Very few people just walk away from marriages for no reason but the reasons may well be kept private hence it looks like they "didn't try" to stay together.

millymollymoomoo · 23/04/2026 08:33

Life happens
people change
you only get one life

simple as

moderate · 23/04/2026 10:53

category12 · 23/04/2026 05:53

The vows are not separate, they're contingent on each other.

Put it this way, if one of the couple cheats, they have violated a condition of the marriage contract ("forsaking all others"). They are in breach, and therefore the rest of it is void (including "death do us part").

Consider it a material breach allowing the other party to terminate the contract.

Yes, I get that if one party breaches either clause the whole contract is broken.

My point is that people advocate against breaching one clause in favour of breaching the other.

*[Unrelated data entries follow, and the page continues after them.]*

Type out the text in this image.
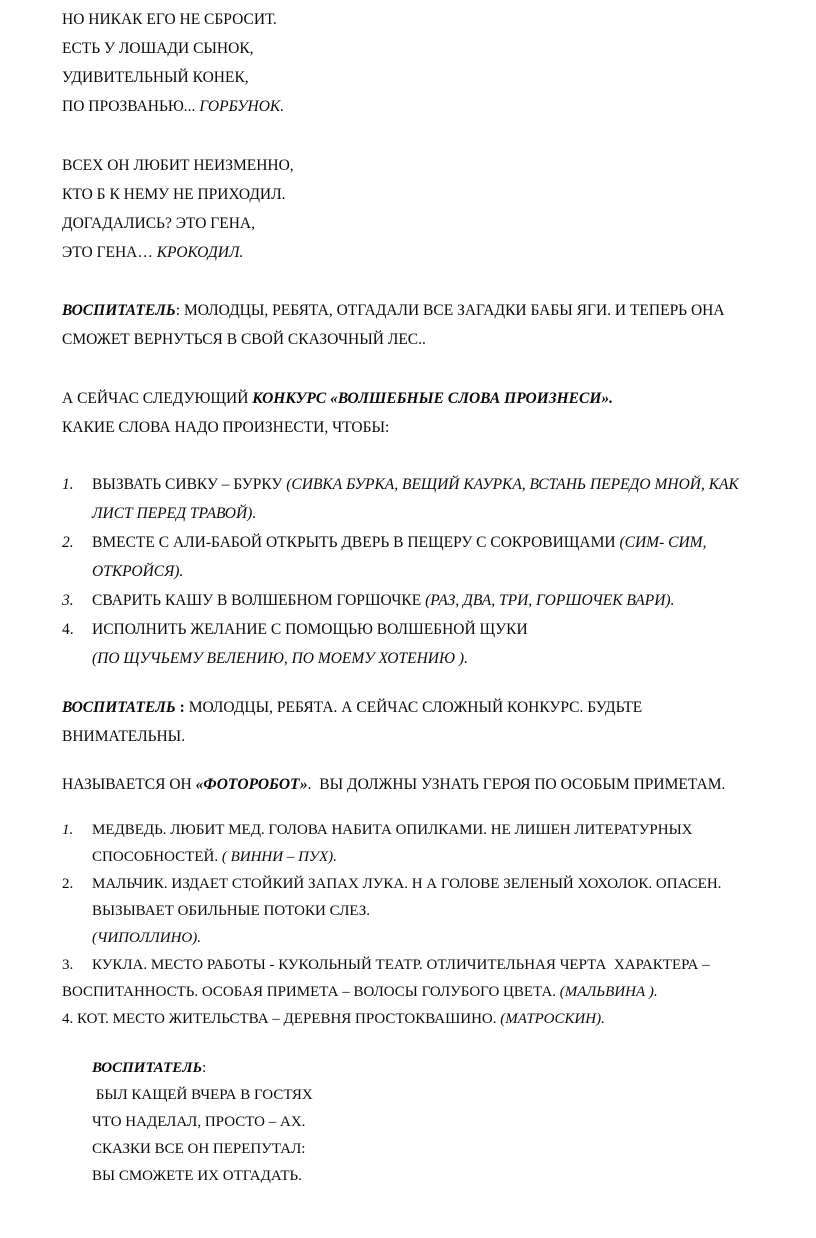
НО НИКАК ЕГО НЕ СБРОСИТ.
ЕСТЬ У ЛОШАДИ СЫНОК,
УДИВИТЕЛЬНЫЙ КОНЕК,
ПО ПРОЗВАНЬЮ... ГОРБУНОК.
ВСЕХ ОН ЛЮБИТ НЕИЗМЕННО,
КТО Б К НЕМУ НЕ ПРИХОДИЛ.
ДОГАДАЛИСЬ? ЭТО ГЕНА,
ЭТО ГЕНА… КРОКОДИЛ.
ВОСПИТАТЕЛЬ: МОЛОДЦЫ, РЕБЯТА, ОТГАДАЛИ ВСЕ ЗАГАДКИ БАБЫ ЯГИ. И ТЕПЕРЬ ОНА
СМОЖЕТ ВЕРНУТЬСЯ В СВОЙ СКАЗОЧНЫЙ ЛЕС..
А СЕЙЧАС СЛЕДУЮЩИЙ КОНКУРС «ВОЛШЕБНЫЕ СЛОВА ПРОИЗНЕСИ».
КАКИЕ СЛОВА НАДО ПРОИЗНЕСТИ, ЧТОБЫ:
1. ВЫЗВАТЬ СИВКУ – БУРКУ (СИВКА БУРКА, ВЕЩИЙ КАУРКА, ВСТАНЬ ПЕРЕДО МНОЙ, КАК
ЛИСТ ПЕРЕД ТРАВОЙ).
2. ВМЕСТЕ С АЛИ-БАБОЙ ОТКРЫТЬ ДВЕРЬ В ПЕЩЕРУ С СОКРОВИЩАМИ (СИМ- СИМ,
ОТКРОЙСЯ).
3. СВАРИТЬ КАШУ В ВОЛШЕБНОМ ГОРШОЧКЕ (РАЗ, ДВА, ТРИ, ГОРШОЧЕК ВАРИ).
4. ИСПОЛНИТЬ ЖЕЛАНИЕ С ПОМОЩЬЮ ВОЛШЕБНОЙ ЩУКИ
(ПО ЩУЧЬЕМУ ВЕЛЕНИЮ, ПО МОЕМУ ХОТЕНИЮ ).
ВОСПИТАТЕЛЬ : МОЛОДЦЫ, РЕБЯТА. А СЕЙЧАС СЛОЖНЫЙ КОНКУРС. БУДЬТЕ
ВНИМАТЕЛЬНЫ.
НАЗЫВАЕТСЯ ОН «ФОТОРОБОТ».  ВЫ ДОЛЖНЫ УЗНАТЬ ГЕРОЯ ПО ОСОБЫМ ПРИМЕТАМ.
1. МЕДВЕДЬ. ЛЮБИТ МЕД. ГОЛОВА НАБИТА ОПИЛКАМИ. НЕ ЛИШЕН ЛИТЕРАТУРНЫХ
СПОСОБНОСТЕЙ. ( ВИННИ – ПУХ).
2. МАЛЬЧИК. ИЗДАЕТ СТОЙКИЙ ЗАПАХ ЛУКА. Н А ГОЛОВЕ ЗЕЛЕНЫЙ ХОХОЛОК. ОПАСЕН.
ВЫЗЫВАЕТ ОБИЛЬНЫЕ ПОТОКИ СЛЕЗ.
(ЧИПОЛЛИНО).
3.     КУКЛА. МЕСТО РАБОТЫ - КУКОЛЬНЫЙ ТЕАТР. ОТЛИЧИТЕЛЬНАЯ ЧЕРТА  ХАРАКТЕРА –
ВОСПИТАННОСТЬ. ОСОБАЯ ПРИМЕТА – ВОЛОСЫ ГОЛУБОГО ЦВЕТА. (МАЛЬВИНА ).
4. КОТ. МЕСТО ЖИТЕЛЬСТВА – ДЕРЕВНЯ ПРОСТОКВАШИНО. (МАТРОСКИН).
ВОСПИТАТЕЛЬ:
БЫЛ КАЩЕЙ ВЧЕРА В ГОСТЯХ
ЧТО НАДЕЛАЛ, ПРОСТО – АХ.
СКАЗКИ ВСЕ ОН ПЕРЕПУТАЛ:
ВЫ СМОЖЕТЕ ИХ ОТГАДАТЬ.
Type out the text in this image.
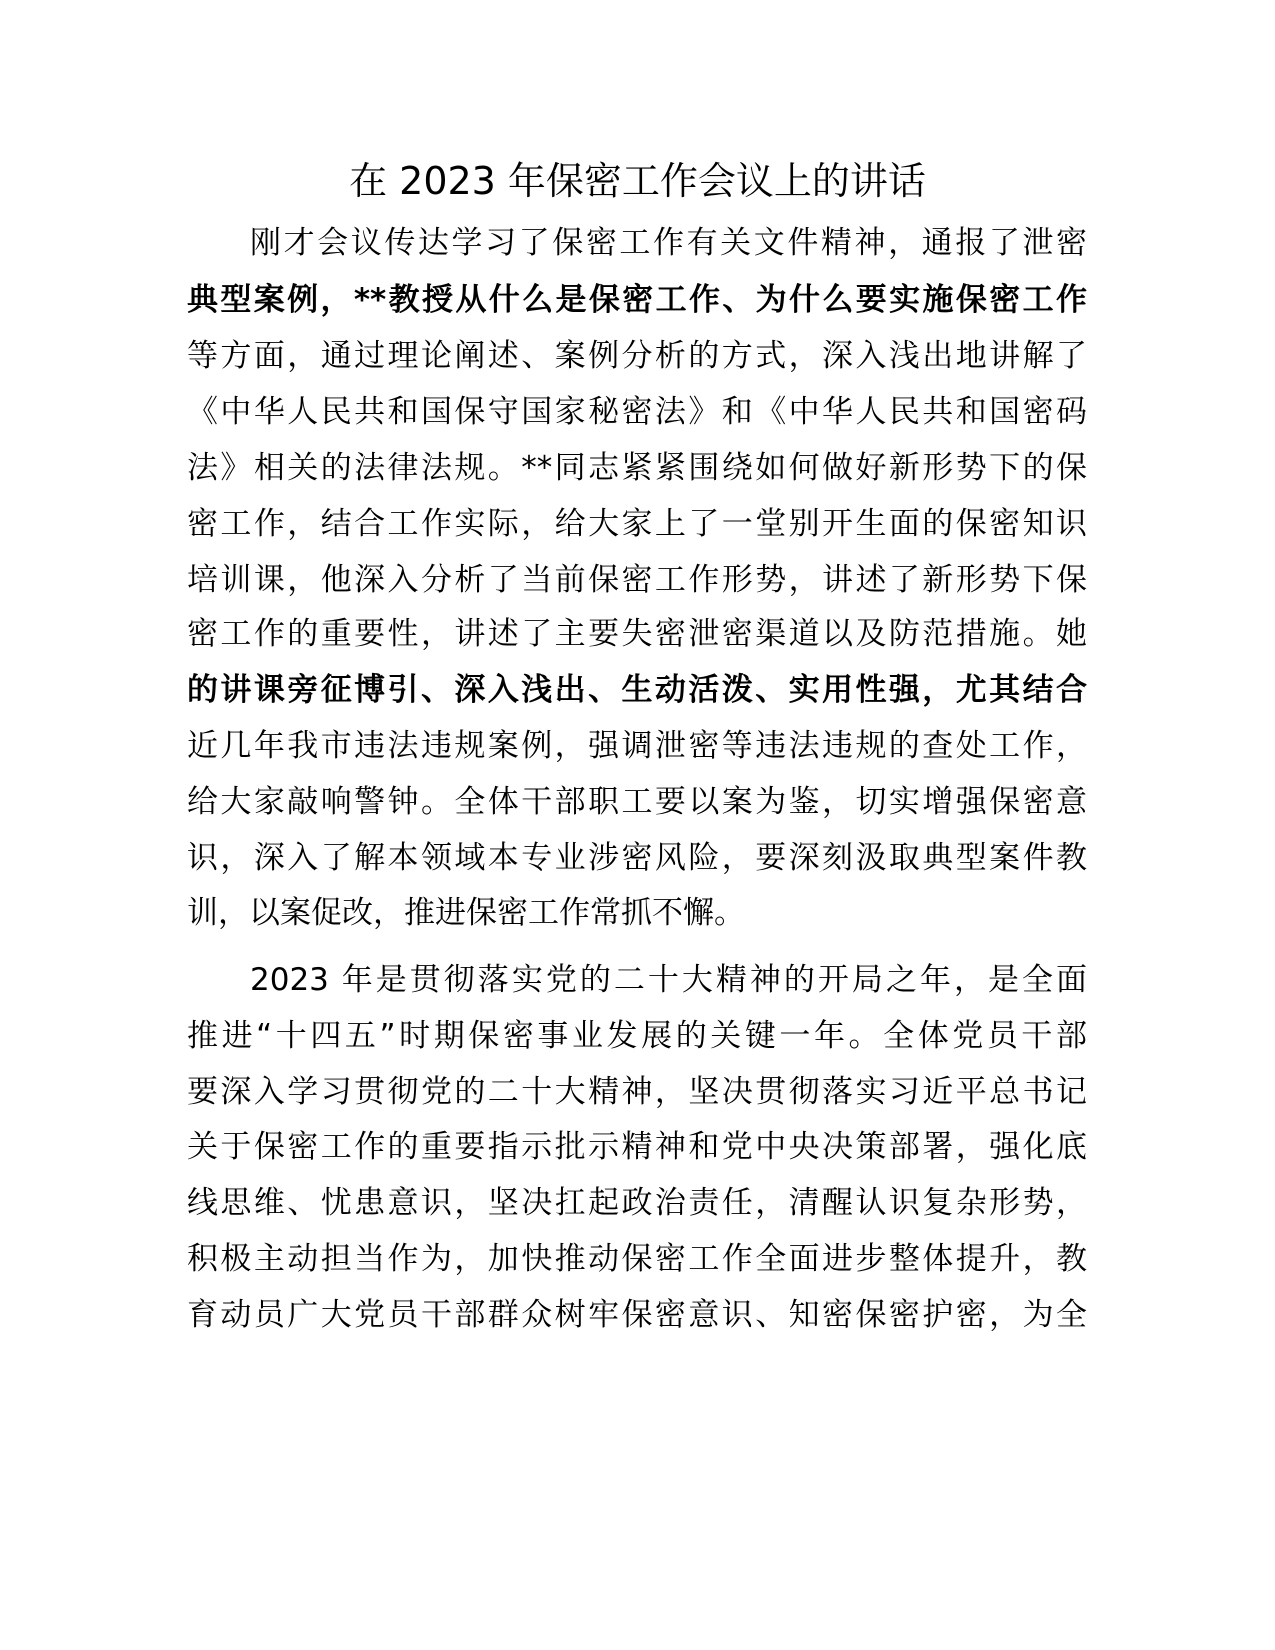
在 2023 年保密工作会议上的讲话

刚才会议传达学习了保密工作有关文件精神，通报了泄密

典型案例，**教授从什么是保密工作、为什么要实施保密工作

等方面，通过理论阐述、案例分析的方式，深入浅出地讲解了

《中华人民共和国保守国家秘密法》和《中华人民共和国密码

法》相关的法律法规。**同志紧紧围绕如何做好新形势下的保

密工作，结合工作实际，给大家上了一堂别开生面的保密知识

培训课，他深入分析了当前保密工作形势，讲述了新形势下保

密工作的重要性，讲述了主要失密泄密渠道以及防范措施。她

的讲课旁征博引、深入浅出、生动活泼、实用性强，尤其结合

近几年我市违法违规案例，强调泄密等违法违规的查处工作，

给大家敲响警钟。全体干部职工要以案为鉴，切实增强保密意

识，深入了解本领域本专业涉密风险，要深刻汲取典型案件教

训，以案促改，推进保密工作常抓不懈。

2023 年是贯彻落实党的二十大精神的开局之年，是全面

推进“十四五”时期保密事业发展的关键一年。全体党员干部

要深入学习贯彻党的二十大精神，坚决贯彻落实习近平总书记

关于保密工作的重要指示批示精神和党中央决策部署，强化底

线思维、忧患意识，坚决扛起政治责任，清醒认识复杂形势，

积极主动担当作为，加快推动保密工作全面进步整体提升，教

育动员广大党员干部群众树牢保密意识、知密保密护密，为全
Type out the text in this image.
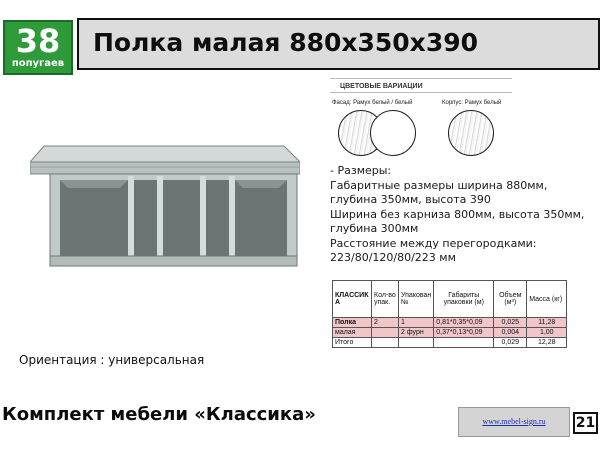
38
попугаев
Полка малая 880х350х390
ЦВЕТОВЫЕ ВАРИАЦИИ
Фасад: Рамух белый / белый	Корпус: Рамух белый
- Размеры:
Габаритные размеры ширина 880мм,
глубина 350мм, высота 390
Ширина без карниза 800мм, высота 350мм,
глубина 300мм
Расстояние между перегородками:
223/80/120/80/223 мм
КЛАССИК А	Кол-во упак.	Упакован №	Габариты упаковки (м)	Объем (м³)	Масса (кг)
Полка	2	1	0,81*0,35*0,09	0,025	11,28
малая		2 фурн	0,37*0,13*0,09	0,004	1,00
Итого				0,029	12,28
Ориентация : универсальная
Комплект мебели «Классика»	www.mebel-sign.ru	21
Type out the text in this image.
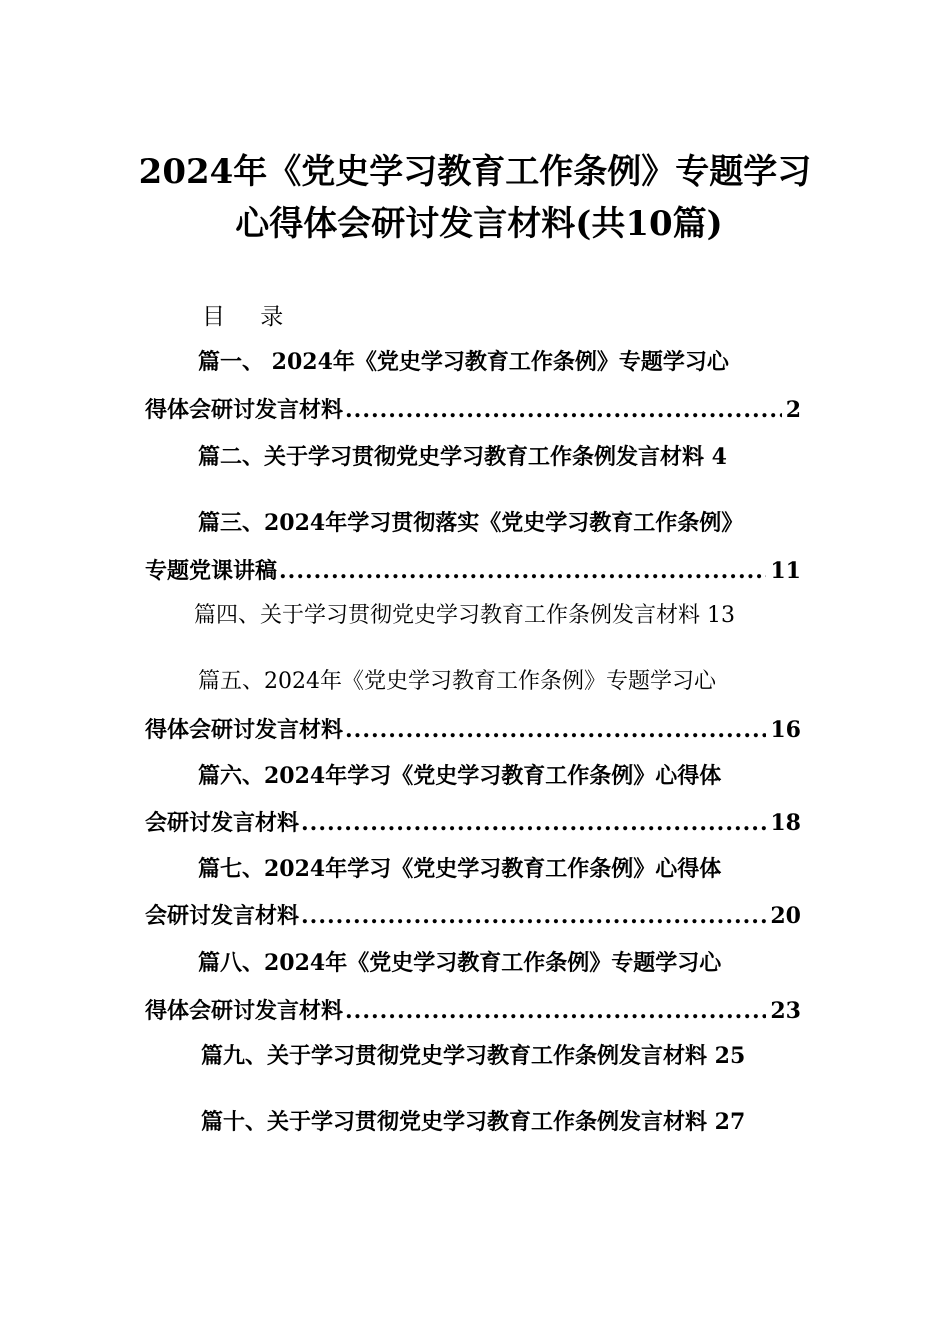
2024年《党史学习教育工作条例》专题学习
心得体会研讨发言材料(共10篇)
目 录
篇一、 2024年《党史学习教育工作条例》专题学习心
得体会研讨发言材料 .....	2
篇二、关于学习贯彻党史学习教育工作条例发言材料 4
篇三、2024年学习贯彻落实《党史学习教育工作条例》
专题党课讲稿 .....	11
篇四、关于学习贯彻党史学习教育工作条例发言材料 13
篇五、2024年《党史学习教育工作条例》专题学习心
得体会研讨发言材料 .....	16
篇六、2024年学习《党史学习教育工作条例》心得体
会研讨发言材料 .....	18
篇七、2024年学习《党史学习教育工作条例》心得体
会研讨发言材料 .....	20
篇八、2024年《党史学习教育工作条例》专题学习心
得体会研讨发言材料 .....	23
篇九、关于学习贯彻党史学习教育工作条例发言材料 25
篇十、关于学习贯彻党史学习教育工作条例发言材料 27
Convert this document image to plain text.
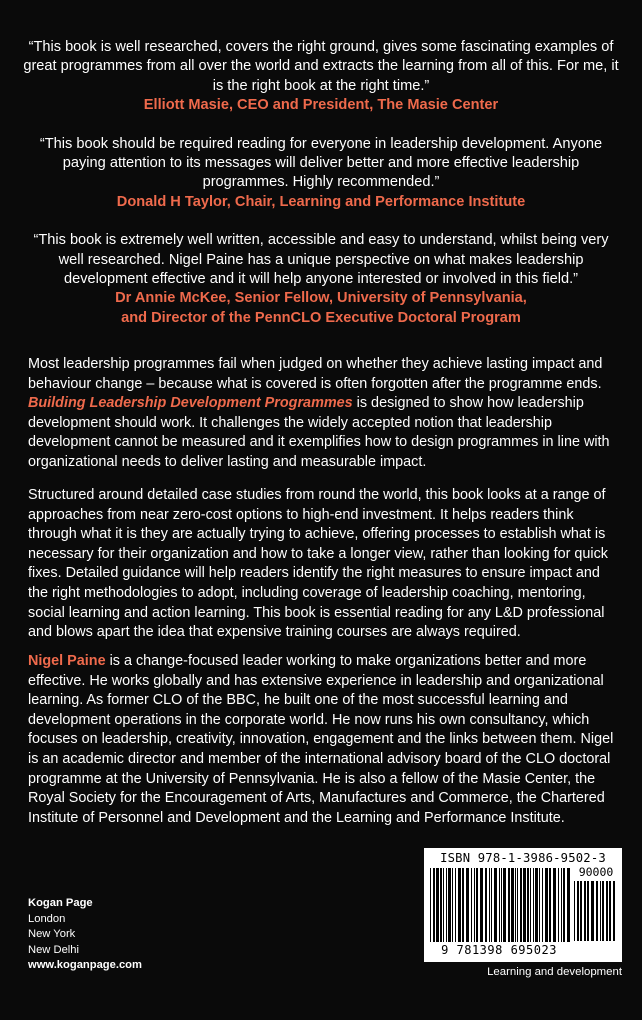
“This book is well researched, covers the right ground, gives some fascinating examples of great programmes from all over the world and extracts the learning from all of this. For me, it is the right book at the right time.”
Elliott Masie, CEO and President, The Masie Center

“This book should be required reading for everyone in leadership development. Anyone paying attention to its messages will deliver better and more effective leadership programmes. Highly recommended.”
Donald H Taylor, Chair, Learning and Performance Institute

“This book is extremely well written, accessible and easy to understand, whilst being very well researched. Nigel Paine has a unique perspective on what makes leadership development effective and it will help anyone interested or involved in this field.”
Dr Annie McKee, Senior Fellow, University of Pennsylvania,
and Director of the PennCLO Executive Doctoral Program

Most leadership programmes fail when judged on whether they achieve lasting impact and behaviour change – because what is covered is often forgotten after the programme ends. Building Leadership Development Programmes is designed to show how leadership development should work. It challenges the widely accepted notion that leadership development cannot be measured and it exemplifies how to design programmes in line with organizational needs to deliver lasting and measurable impact.
Structured around detailed case studies from round the world, this book looks at a range of approaches from near zero-cost options to high-end investment. It helps readers think through what it is they are actually trying to achieve, offering processes to establish what is necessary for their organization and how to take a longer view, rather than looking for quick fixes. Detailed guidance will help readers identify the right measures to ensure impact and the right methodologies to adopt, including coverage of leadership coaching, mentoring, social learning and action learning. This book is essential reading for any L&D professional and blows apart the idea that expensive training courses are always required.
Nigel Paine is a change-focused leader working to make organizations better and more effective. He works globally and has extensive experience in leadership and organizational learning. As former CLO of the BBC, he built one of the most successful learning and development operations in the corporate world. He now runs his own consultancy, which focuses on leadership, creativity, innovation, engagement and the links between them. Nigel is an academic director and member of the international advisory board of the CLO doctoral programme at the University of Pennsylvania. He is also a fellow of the Masie Center, the Royal Society for the Encouragement of Arts, Manufactures and Commerce, the Chartered Institute of Personnel and Development and the Learning and Performance Institute.
Kogan Page
London
New York
New Delhi
www.koganpage.com
ISBN 978-1-3986-9502-3
90000
9 781398 695023
Learning and development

moderate · 23/04/2026 10:56

category12 · 23/04/2026 06:08

And if you're breaching the contract anyway, I'd see leaving as preferable over cheating, because it's more respectful and honest.

Cheating involves deception, lying and denying the other person full information on which to base their decisions about their own life. It removes informed consent and risks the other person's sexual health unknowingly, if there's still a sexual relationship.

FWIW I agree about this ordering, but the contract itself doesn’t.

Absolutepleb · 23/04/2026 11:02

Some people like me and DH grew up with parents (who are mid 70s now), who cheated, shouted, stomped, slammed doors, had affairs, gambled, argued constantly etc

Some of us grew up not realising that marriage was serious! Some of us grew up in such awful environments that a happy marriage and home life sounded like a myth!

And from what I've learnt about my Grandma who was born in 1913 is that everything I experienced, she also experienced as a child from her parents.

I love history. I recently found out that in the 1700s having affairs was very common!

So yeah, humans just being humans I suppose. As sad as that is 💐

(I am having therapy to break the generational trauma cycle!)

Absolutepleb · 23/04/2026 11:05

I don't understand how marriage is the social norm if it's never been the "norm" to be faithful.